Executed on wood and emblazoned with an inscription separate from image,  Life is only one! in particular displays stylistic affinities with Japanese ukiyo woodcut. The child’s closed eyes and scurrying feet suggest a mind-numbed sleepwalk; an ironic contrast to the life-affirming message beside her. Both lots are executed in the bright cheerful colors characteristic of the artist, exuding a heroic courage and gallant humor in face of biting, gnawing melancholy and solitude. In There is no place like home, in lieu of a warm and cheerful ‘home’, the three children sit instead in a coffin-like box, brooding and pokerfaced in adorable cat costumes. The cat costumes are a recurrent theme; Nara once recalled in an interview: “When I was a child, I really liked cats. In my neighborhood, I didn’t have a friend my age. When I came home [after school] I was alone… So I always played with cats”. 

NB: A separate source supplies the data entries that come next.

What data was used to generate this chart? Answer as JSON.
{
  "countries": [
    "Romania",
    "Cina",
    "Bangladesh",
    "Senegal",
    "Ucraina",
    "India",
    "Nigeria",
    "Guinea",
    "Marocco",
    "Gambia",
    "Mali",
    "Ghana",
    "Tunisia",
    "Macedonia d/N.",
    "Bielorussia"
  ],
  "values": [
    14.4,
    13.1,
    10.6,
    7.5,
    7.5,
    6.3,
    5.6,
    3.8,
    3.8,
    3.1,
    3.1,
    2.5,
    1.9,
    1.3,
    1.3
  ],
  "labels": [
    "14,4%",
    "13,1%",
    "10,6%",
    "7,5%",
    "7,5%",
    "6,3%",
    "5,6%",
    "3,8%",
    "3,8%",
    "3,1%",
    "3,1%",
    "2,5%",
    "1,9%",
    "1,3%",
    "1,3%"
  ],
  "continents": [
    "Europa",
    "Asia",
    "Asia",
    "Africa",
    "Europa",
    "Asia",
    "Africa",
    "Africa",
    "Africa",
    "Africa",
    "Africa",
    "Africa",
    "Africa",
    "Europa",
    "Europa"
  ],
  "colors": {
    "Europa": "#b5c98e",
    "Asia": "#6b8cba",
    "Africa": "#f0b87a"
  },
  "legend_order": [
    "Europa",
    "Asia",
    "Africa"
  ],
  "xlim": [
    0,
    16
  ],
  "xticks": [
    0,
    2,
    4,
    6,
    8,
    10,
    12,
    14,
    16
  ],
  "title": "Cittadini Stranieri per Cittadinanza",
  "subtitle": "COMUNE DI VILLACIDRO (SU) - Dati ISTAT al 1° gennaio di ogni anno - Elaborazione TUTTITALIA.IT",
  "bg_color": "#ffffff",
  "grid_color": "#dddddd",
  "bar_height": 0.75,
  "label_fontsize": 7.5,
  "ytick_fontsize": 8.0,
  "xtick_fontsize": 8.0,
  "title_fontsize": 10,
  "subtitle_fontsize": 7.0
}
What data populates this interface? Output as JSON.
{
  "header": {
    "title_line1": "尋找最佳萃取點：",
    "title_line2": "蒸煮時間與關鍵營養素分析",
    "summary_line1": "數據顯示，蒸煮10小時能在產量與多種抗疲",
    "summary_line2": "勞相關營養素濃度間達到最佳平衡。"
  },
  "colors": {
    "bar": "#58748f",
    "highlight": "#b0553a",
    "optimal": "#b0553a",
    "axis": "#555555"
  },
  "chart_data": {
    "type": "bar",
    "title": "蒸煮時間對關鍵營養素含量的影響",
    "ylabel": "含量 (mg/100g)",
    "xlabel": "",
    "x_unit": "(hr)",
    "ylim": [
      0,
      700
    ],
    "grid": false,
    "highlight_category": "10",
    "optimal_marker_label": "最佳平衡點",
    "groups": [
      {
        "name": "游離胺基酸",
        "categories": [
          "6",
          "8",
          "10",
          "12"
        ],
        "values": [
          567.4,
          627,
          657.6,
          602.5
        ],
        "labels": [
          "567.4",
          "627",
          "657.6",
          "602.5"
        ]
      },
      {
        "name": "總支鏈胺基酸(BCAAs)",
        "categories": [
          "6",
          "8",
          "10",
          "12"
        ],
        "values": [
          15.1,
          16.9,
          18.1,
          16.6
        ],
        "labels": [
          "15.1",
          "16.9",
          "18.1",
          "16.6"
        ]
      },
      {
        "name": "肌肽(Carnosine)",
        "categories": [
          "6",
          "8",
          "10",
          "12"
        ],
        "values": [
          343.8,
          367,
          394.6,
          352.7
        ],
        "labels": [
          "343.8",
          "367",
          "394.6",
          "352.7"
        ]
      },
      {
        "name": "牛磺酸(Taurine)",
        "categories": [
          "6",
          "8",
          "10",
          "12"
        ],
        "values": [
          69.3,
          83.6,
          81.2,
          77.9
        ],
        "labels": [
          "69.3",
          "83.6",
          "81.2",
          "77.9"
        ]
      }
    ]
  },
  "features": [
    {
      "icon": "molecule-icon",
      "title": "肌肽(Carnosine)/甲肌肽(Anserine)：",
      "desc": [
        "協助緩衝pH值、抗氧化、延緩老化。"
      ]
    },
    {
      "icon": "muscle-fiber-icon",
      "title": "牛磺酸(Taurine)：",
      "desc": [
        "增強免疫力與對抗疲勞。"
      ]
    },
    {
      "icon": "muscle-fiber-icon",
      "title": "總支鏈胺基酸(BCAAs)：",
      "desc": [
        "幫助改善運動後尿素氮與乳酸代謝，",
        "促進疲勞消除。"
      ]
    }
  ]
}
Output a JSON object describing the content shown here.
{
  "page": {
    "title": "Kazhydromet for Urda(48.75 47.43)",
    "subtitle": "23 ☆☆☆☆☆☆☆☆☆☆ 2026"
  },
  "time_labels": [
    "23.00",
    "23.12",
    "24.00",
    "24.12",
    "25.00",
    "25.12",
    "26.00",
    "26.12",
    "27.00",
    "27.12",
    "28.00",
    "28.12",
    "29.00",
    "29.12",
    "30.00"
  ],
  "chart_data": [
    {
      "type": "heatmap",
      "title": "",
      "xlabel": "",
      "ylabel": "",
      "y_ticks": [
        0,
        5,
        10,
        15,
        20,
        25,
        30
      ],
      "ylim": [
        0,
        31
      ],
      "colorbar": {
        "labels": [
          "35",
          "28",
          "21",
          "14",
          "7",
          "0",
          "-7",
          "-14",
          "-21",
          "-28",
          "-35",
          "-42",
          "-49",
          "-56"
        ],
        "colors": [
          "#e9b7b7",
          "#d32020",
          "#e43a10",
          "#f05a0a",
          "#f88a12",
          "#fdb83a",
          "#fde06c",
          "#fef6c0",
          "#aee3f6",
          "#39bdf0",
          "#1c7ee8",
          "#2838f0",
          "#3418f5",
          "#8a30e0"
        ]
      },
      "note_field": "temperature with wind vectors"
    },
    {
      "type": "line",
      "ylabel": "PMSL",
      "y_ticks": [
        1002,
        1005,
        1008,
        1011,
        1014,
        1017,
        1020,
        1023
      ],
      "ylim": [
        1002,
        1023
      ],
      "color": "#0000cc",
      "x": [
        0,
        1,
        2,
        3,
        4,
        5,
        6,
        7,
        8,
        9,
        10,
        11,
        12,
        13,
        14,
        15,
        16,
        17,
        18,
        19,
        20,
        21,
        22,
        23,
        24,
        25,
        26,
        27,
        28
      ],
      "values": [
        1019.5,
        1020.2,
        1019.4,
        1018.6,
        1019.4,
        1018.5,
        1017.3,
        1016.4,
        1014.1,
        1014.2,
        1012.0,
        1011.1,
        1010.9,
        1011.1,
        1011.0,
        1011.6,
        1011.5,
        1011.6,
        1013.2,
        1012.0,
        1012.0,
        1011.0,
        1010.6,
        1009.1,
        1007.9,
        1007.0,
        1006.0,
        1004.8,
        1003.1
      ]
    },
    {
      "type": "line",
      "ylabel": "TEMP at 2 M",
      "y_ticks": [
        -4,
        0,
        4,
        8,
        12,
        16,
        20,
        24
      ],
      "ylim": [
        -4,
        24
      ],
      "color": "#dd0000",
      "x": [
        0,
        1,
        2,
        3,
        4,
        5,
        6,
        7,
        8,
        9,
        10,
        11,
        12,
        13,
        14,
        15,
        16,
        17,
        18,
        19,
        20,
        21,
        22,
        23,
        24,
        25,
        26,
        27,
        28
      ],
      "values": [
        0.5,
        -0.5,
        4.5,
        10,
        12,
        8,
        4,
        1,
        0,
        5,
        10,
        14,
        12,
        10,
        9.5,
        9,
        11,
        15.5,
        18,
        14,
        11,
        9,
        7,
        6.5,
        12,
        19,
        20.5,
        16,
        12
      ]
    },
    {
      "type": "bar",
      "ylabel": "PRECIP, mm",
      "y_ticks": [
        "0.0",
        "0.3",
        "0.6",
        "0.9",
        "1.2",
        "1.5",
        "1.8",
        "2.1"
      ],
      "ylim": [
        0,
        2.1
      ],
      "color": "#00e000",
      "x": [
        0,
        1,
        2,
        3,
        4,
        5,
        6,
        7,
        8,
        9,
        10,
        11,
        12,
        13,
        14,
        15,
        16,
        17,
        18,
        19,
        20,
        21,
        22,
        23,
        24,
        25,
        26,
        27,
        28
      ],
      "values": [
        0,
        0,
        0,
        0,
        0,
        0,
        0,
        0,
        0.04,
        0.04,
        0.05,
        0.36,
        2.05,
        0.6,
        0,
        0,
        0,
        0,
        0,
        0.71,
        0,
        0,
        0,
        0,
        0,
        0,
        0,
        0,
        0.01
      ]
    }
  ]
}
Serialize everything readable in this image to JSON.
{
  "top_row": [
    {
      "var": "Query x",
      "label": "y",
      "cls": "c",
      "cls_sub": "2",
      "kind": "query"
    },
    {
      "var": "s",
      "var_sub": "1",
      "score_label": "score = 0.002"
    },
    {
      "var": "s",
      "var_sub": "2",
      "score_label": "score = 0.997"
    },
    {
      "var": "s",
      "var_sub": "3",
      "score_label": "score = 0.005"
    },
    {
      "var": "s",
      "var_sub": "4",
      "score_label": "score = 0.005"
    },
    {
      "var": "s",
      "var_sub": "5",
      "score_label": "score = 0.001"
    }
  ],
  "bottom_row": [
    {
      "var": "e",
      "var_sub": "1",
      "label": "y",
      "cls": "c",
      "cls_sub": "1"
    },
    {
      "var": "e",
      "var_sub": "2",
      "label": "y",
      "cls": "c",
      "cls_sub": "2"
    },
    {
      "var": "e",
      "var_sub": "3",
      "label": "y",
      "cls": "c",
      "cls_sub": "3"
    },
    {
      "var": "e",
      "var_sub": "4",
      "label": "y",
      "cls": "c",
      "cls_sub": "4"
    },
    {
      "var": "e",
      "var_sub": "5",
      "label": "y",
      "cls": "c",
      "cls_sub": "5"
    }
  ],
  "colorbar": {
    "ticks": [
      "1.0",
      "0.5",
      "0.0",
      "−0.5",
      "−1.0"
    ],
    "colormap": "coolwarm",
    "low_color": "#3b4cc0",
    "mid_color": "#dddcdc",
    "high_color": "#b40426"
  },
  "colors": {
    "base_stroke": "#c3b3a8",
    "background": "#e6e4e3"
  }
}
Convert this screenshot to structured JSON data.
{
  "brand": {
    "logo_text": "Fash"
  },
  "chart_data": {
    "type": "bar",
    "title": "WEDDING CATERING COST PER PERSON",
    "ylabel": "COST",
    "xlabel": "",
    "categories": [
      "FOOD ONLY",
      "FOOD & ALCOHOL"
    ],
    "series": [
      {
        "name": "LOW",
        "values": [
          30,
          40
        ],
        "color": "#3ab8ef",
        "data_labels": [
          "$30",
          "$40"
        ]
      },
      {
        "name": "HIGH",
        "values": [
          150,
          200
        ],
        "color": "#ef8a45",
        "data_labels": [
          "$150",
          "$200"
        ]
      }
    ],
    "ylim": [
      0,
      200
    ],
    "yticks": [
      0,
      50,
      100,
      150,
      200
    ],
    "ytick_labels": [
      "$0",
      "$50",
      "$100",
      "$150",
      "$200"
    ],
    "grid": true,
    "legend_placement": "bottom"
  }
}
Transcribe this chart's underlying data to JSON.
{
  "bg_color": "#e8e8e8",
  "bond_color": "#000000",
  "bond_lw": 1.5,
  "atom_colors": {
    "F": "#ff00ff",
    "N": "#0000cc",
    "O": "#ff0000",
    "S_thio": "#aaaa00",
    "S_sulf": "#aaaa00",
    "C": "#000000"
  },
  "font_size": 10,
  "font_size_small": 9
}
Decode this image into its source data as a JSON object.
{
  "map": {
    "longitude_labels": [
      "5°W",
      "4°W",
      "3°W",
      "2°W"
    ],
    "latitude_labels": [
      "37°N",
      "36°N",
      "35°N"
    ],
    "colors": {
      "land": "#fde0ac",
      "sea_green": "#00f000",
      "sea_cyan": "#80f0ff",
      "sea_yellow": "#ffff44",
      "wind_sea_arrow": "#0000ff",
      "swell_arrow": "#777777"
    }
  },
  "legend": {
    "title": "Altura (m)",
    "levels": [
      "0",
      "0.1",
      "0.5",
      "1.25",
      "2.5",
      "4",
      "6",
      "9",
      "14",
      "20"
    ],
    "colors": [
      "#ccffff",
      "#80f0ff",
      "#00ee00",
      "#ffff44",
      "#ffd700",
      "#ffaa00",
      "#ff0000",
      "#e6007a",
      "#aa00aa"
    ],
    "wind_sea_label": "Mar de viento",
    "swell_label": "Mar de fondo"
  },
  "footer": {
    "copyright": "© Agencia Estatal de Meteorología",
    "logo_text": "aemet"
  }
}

NARA YOSHITOMO, THE LITTLE AMBASSADOR, 2000 ACRYLIC ON CANVAS. ESTIMATE. HK$16,000,000 – 24,000,000 / US$2,070,000 – 3,100,000.

Much like his characters, Nara’s fragile vulnerability is paralleled with a gallant rebellious streak; the famously soft-spoken artist was once arrested for drawing graffiti in New York’s Union Square underground. Conceptually, the artist’s oeuvre can be seen as “both a detached commentary on the pressures of Japanese adolescence and a symptom of it”;  while his revolutionary aesthetic constitutes a seamless unification of Eastern and Western themes and motifs. In American critic Roberta Smith’s words, Nara is “one of the most egalitarian visual artists since Keith Haring”, with art that bridges “high, low and kitsch; East and West; grown-up, adolescent and infantile” and is “so seamless as to render such distinctions almost moot”.  The artist himself says: “I don’t think too hard about it. This is just what comes out”.